Lightweight Transformer Architectures for Edge Devices in Real-Time Applications
Hema Hariharan Samson

TL;DR
This survey reviews lightweight transformer architectures optimized for edge devices, analyzing recent techniques and benchmarks that enable real-time AI with reduced size, latency, and power consumption.
Contribution
It systematically reviews recent lightweight transformer models, deployment strategies, and optimization techniques, providing new insights into hardware utilization and energy efficiency at the edge.
Findings
Lightweight transformers achieve 75-96% of full-model accuracy.
Model size reduced by 4-10x with inference latency decreased by 3-9x.

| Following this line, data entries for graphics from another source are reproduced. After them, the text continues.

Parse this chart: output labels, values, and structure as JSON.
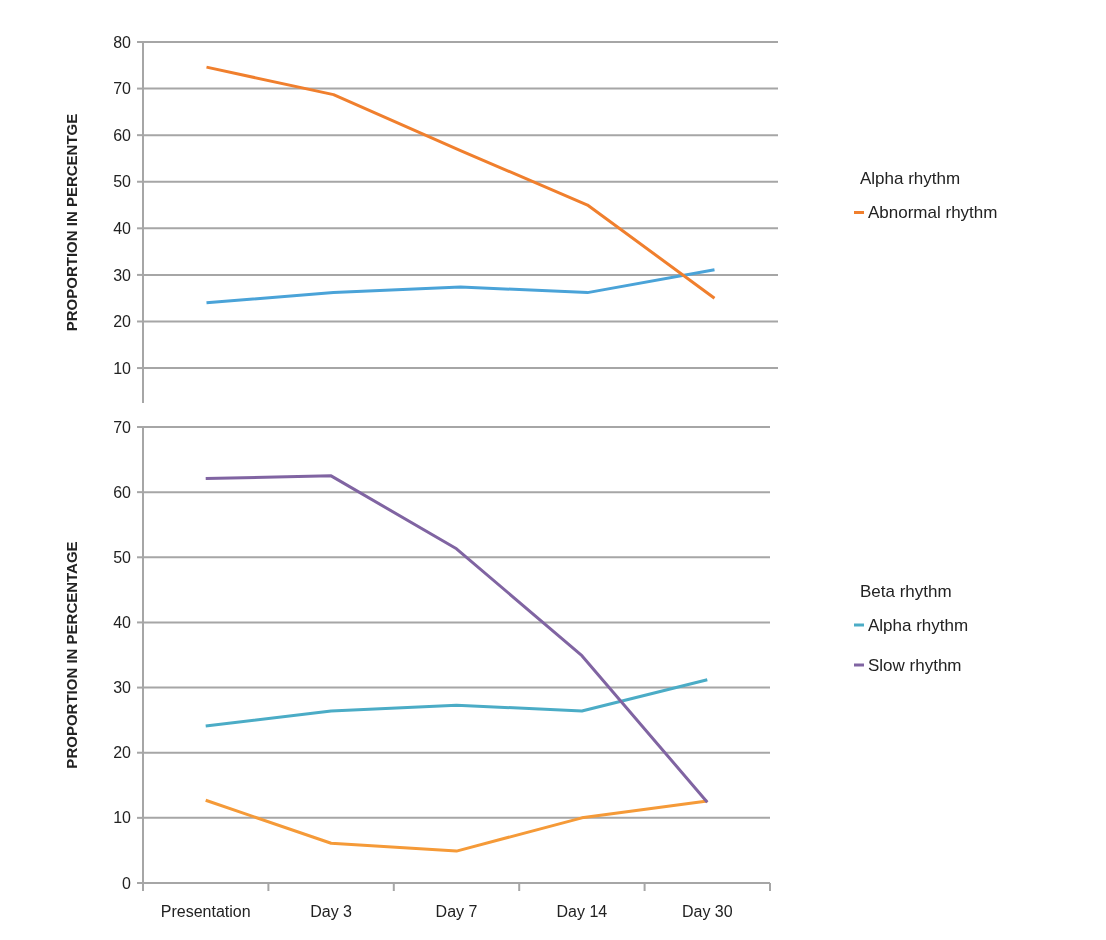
{
  "chart_data": [
    {
      "type": "line",
      "ylabel": "PROPORTION IN PERCENTGE",
      "legend_title": "Alpha rhythm",
      "categories": [
        null,
        null,
        null,
        null,
        null
      ],
      "ylim": [
        2.5,
        80
      ],
      "yticks": [
        10,
        20,
        30,
        40,
        50,
        60,
        70,
        80
      ],
      "grid": "y",
      "legend": "right",
      "tick_labels": "y",
      "series": [
        {
          "color": "#4aa3d8",
          "values": [
            24,
            26.2,
            27.4,
            26.2,
            31.1
          ]
        },
        {
          "name": "Abnormal rhythm",
          "color": "#f07f2d",
          "values": [
            74.6,
            68.7,
            56.7,
            45,
            25
          ]
        }
      ]
    },
    {
      "type": "line",
      "ylabel": "PROPORTION IN PERCENTAGE",
      "legend_title": "Beta rhythm",
      "categories": [
        "Presentation",
        "Day 3",
        "Day 7",
        "Day 14",
        "Day 30"
      ],
      "ylim": [
        0,
        70
      ],
      "yticks": [
        0,
        10,
        20,
        30,
        40,
        50,
        60,
        70
      ],
      "grid": "y",
      "legend": "right",
      "series": [
        {
          "color": "#f59a38",
          "values": [
            12.7,
            6.1,
            4.9,
            10,
            12.6
          ]
        },
        {
          "name": "Alpha rhythm",
          "color": "#4bacc6",
          "values": [
            24.1,
            26.4,
            27.3,
            26.4,
            31.2
          ]
        },
        {
          "name": "Slow rhythm",
          "color": "#8064a2",
          "values": [
            62.1,
            62.5,
            51.3,
            34.9,
            12.4
          ]
        }
      ]
    }
  ]
}
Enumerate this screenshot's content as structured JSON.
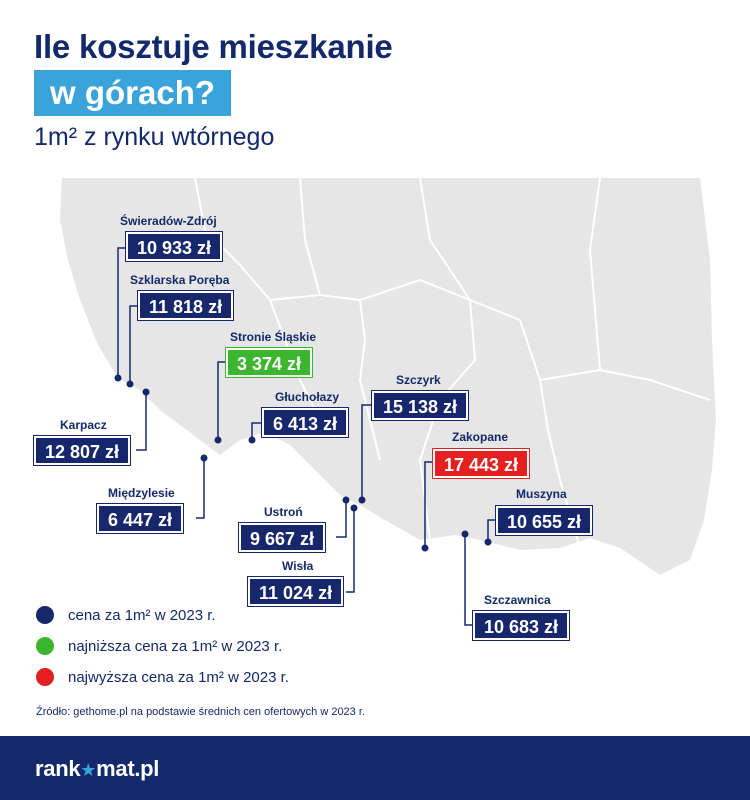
{
  "header": {
    "title_line1": "Ile kosztuje mieszkanie",
    "title_line2": "w górach?",
    "subtitle": "1m² z rynku wtórnego"
  },
  "colors": {
    "navy": "#16286b",
    "highlight": "#3aa3d9",
    "green": "#3cb62e",
    "red": "#e52020",
    "map_fill": "#e6e6e6",
    "map_border": "#ffffff"
  },
  "cities": [
    {
      "name": "Świeradów-Zdrój",
      "price": "10 933 zł",
      "type": "normal"
    },
    {
      "name": "Szklarska Poręba",
      "price": "11 818 zł",
      "type": "normal"
    },
    {
      "name": "Stronie Śląskie",
      "price": "3 374 zł",
      "type": "lowest"
    },
    {
      "name": "Karpacz",
      "price": "12 807 zł",
      "type": "normal"
    },
    {
      "name": "Głuchołazy",
      "price": "6 413 zł",
      "type": "normal"
    },
    {
      "name": "Szczyrk",
      "price": "15 138 zł",
      "type": "normal"
    },
    {
      "name": "Zakopane",
      "price": "17 443 zł",
      "type": "highest"
    },
    {
      "name": "Międzylesie",
      "price": "6 447 zł",
      "type": "normal"
    },
    {
      "name": "Ustroń",
      "price": "9 667 zł",
      "type": "normal"
    },
    {
      "name": "Muszyna",
      "price": "10 655 zł",
      "type": "normal"
    },
    {
      "name": "Wisła",
      "price": "11 024 zł",
      "type": "normal"
    },
    {
      "name": "Szczawnica",
      "price": "10 683 zł",
      "type": "normal"
    }
  ],
  "legend": [
    {
      "label": "cena za 1m² w 2023 r.",
      "color": "#16286b"
    },
    {
      "label": "najniższa cena za 1m² w 2023 r.",
      "color": "#3cb62e"
    },
    {
      "label": "najwyższa cena za 1m² w 2023 r.",
      "color": "#e52020"
    }
  ],
  "source": "Źródło: gethome.pl na podstawie średnich cen ofertowych w 2023 r.",
  "footer": {
    "logo_part1": "rank",
    "logo_star": "★",
    "logo_part2": "mat.pl"
  }
}
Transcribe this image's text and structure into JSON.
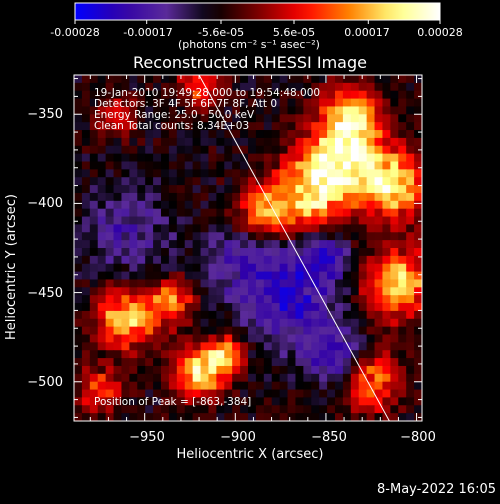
{
  "colorbar": {
    "tick_labels": [
      "-0.00028",
      "-0.00017",
      "-5.6e-05",
      "5.6e-05",
      "0.00017",
      "0.00028"
    ],
    "tick_values": [
      -0.00028,
      -0.00017,
      -5.6e-05,
      5.6e-05,
      0.00017,
      0.00028
    ],
    "range": [
      -0.00028,
      0.00028
    ],
    "units_label": "(photons cm⁻² s⁻¹ asec⁻²)"
  },
  "image": {
    "title": "Reconstructed RHESSI Image",
    "annotation": {
      "time": "19-Jan-2010 19:49:28.000 to 19:54:48.000",
      "detectors": "Detectors: 3F 4F 5F 6F 7F 8F, Att 0",
      "energy": "Energy Range: 25.0 - 50.0 keV",
      "clean": "Clean      Total counts: 8.34E+03"
    },
    "peak_label": "Position of Peak = [-863,-384]"
  },
  "axes": {
    "xlabel": "Heliocentric X (arcsec)",
    "ylabel": "Heliocentric Y (arcsec)",
    "xticks": [
      -950,
      -900,
      -850,
      -800
    ],
    "xtick_labels": [
      "−950",
      "−900",
      "−850",
      "−800"
    ],
    "yticks": [
      -350,
      -400,
      -450,
      -500
    ],
    "ytick_labels": [
      "−350",
      "−400",
      "−450",
      "−500"
    ]
  },
  "footer": {
    "date": "8-May-2022 16:05"
  },
  "chart_data": {
    "type": "heatmap",
    "title": "Reconstructed RHESSI Image",
    "xlabel": "Heliocentric X (arcsec)",
    "ylabel": "Heliocentric Y (arcsec)",
    "xlim": [
      -989,
      -797
    ],
    "ylim": [
      -522,
      -328
    ],
    "colorbar_range": [
      -0.00028,
      0.00028
    ],
    "colorbar_unit": "(photons cm⁻² s⁻¹ asec⁻²)",
    "colormap": [
      "#0000ff",
      "#3000a8",
      "#5a2a9a",
      "#000000",
      "#7a0000",
      "#ff0000",
      "#ff8000",
      "#ffff80",
      "#ffffff"
    ],
    "peak_position": [
      -863,
      -384
    ],
    "limb_line": [
      [
        -920,
        -328
      ],
      [
        -815,
        -522
      ]
    ],
    "emission_regions": [
      {
        "x": -840,
        "y": -375,
        "r": 22,
        "amp": 1.0
      },
      {
        "x": -812,
        "y": -390,
        "r": 18,
        "amp": 0.95
      },
      {
        "x": -860,
        "y": -395,
        "r": 20,
        "amp": 0.85
      },
      {
        "x": -885,
        "y": -405,
        "r": 14,
        "amp": 0.7
      },
      {
        "x": -835,
        "y": -350,
        "r": 16,
        "amp": 0.75
      },
      {
        "x": -810,
        "y": -445,
        "r": 20,
        "amp": 0.85
      },
      {
        "x": -825,
        "y": -500,
        "r": 16,
        "amp": 0.7
      },
      {
        "x": -960,
        "y": -465,
        "r": 16,
        "amp": 0.95
      },
      {
        "x": -935,
        "y": -455,
        "r": 12,
        "amp": 0.7
      },
      {
        "x": -920,
        "y": -495,
        "r": 14,
        "amp": 1.0
      },
      {
        "x": -905,
        "y": -485,
        "r": 10,
        "amp": 0.8
      },
      {
        "x": -975,
        "y": -505,
        "r": 12,
        "amp": 0.6
      },
      {
        "x": -965,
        "y": -352,
        "r": 10,
        "amp": 0.5
      },
      {
        "x": -920,
        "y": -335,
        "r": 12,
        "amp": 0.5
      }
    ],
    "negative_regions": [
      {
        "x": -870,
        "y": -450,
        "r": 28,
        "amp": -0.55
      },
      {
        "x": -960,
        "y": -415,
        "r": 24,
        "amp": -0.35
      },
      {
        "x": -845,
        "y": -485,
        "r": 16,
        "amp": -0.5
      },
      {
        "x": -900,
        "y": -430,
        "r": 18,
        "amp": -0.3
      },
      {
        "x": -850,
        "y": -430,
        "r": 12,
        "amp": -0.45
      }
    ]
  }
}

Optimal hardware utilization occurs with models of 15-40M parameters.
Abstract
The deployment of transformer-based models on resource-constrained edge devices represents a critical challenge in enabling real-time artificial intelligence applications. This comprehensive survey examines lightweight transformer architectures specifically designed for edge deployment, analyzing recent advances in model compression, quantization, pruning, and knowledge distillation techniques. We systematically review prominent lightweight variants including MobileBERT, TinyBERT, DistilBERT, EfficientFormer, EdgeFormer, and MobileViT, providing detailed performance benchmarks on standard datasets such as GLUE, SQuAD, ImageNet-1K, and COCO. Our analysis encompasses current industry adoption patterns across major hardware platforms (NVIDIA Jetson, Qualcomm Snapdragon, Apple Neural Engine, ARM architectures), deployment frameworks (TensorFlow Lite, ONNX Runtime, PyTorch Mobile, CoreML),…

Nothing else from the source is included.